Soube-se ontem que a SPdH/Menzies perdeu o concurso para as licenças da Assistência em Escala (handling aeroportuário) para uma outra multinacional, esta espanhola e pertencente à Ibéria.
Na fase final do concurso para atribuição das licenças, apresentaram-se 3 concorrentes, a SPdH, a Acciona e o consórcio Clece/South (Grupo IAG). É do conhecimento público que quem tem a capacidade técnica, humana, material e, não menos importante, os contratos com as companhias aéreas (designadamente com a TAP) é a SPdH. Nenhuma das outras tem essa capacidade nem tão pouco abordaram os representantes dos trabalhadores ou até os principais clientes da SPdH.
A SPdH tem um plano de recuperação aprovado por mais de 99% dos credores, transitado em julgado a 4 de Junho de 2024. A não atribuição das licenças à SPdH coloca desde logo o cumprimento do plano em causa (com a perda total para milhares de credores), mas cria também uma instabilidade laboral que se vai arrastar por muitos meses/anos, até que estejam decididos todos os recursos.
Entretanto, é também do conhecimento público que o cumprimento de contratação coletiva é um requisito para atribuição de licenças, conforme o decreto-lei 275/99, artigo 6, alínea g) – Aplicar os instrumentos de regulamentação coletiva de trabalho que regulam, exclusiva ou conjuntamente com outras atividades, qualquer das atividades de assistência em escala em causa, na área geográfica em que se desenvolvem”.
A decisão é tão grave, e tão potenciadora de perturbar o normal funcionamento dos Aeroportos afetados que vem acompanhada de uma recomendação, aceite pelo governo, de só se efetivar daqui a um ano, para a transição ser "preparada". Este é mais um passo no longo caminho de liberalização deste sector, imposto a partir da União Europeia e executado pelos partidos rendidos ao neoliberalismo e às multinacionais: PS, PSD, IL e CH.

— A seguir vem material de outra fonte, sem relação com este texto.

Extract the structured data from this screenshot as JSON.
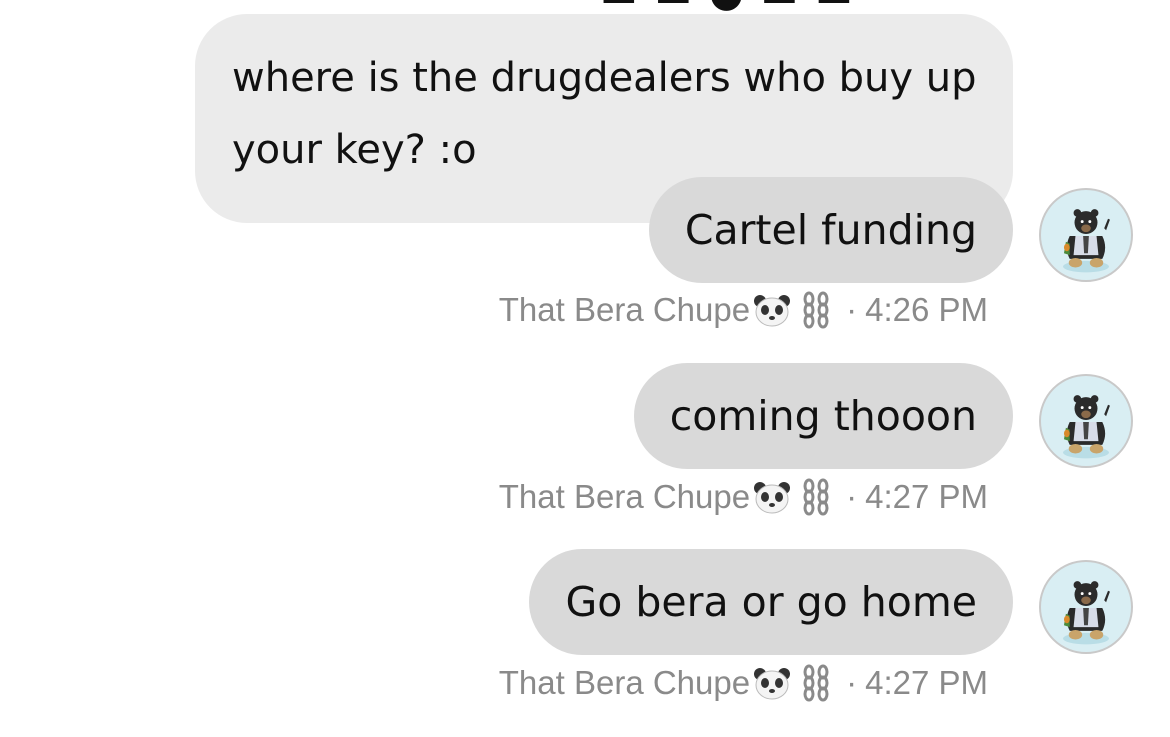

O objetivo da UE e das multinacionais é transparente desde o dia em que impôs a Portugal que a Assistência em Escala deixasse de ser um (lucrativo) sector da TAP para ser segmentado e liberalizado. O objetivo era duplo: colocar o sector totalmente nas mãos das multinacionais (a Vinci e a Menzies já dominam o essencial do sector), e desenvolver um mecanismo de pressão sobre a força de trabalho (duas empresas a concorrer uma com a outra apresentando preços cada vez mais baixos obtidos à custa do aumento da exploração e concursos de x em x anos para manter todas as relações precárias e sujeitas a serem destruídas se o preço da força de trabalho crescer).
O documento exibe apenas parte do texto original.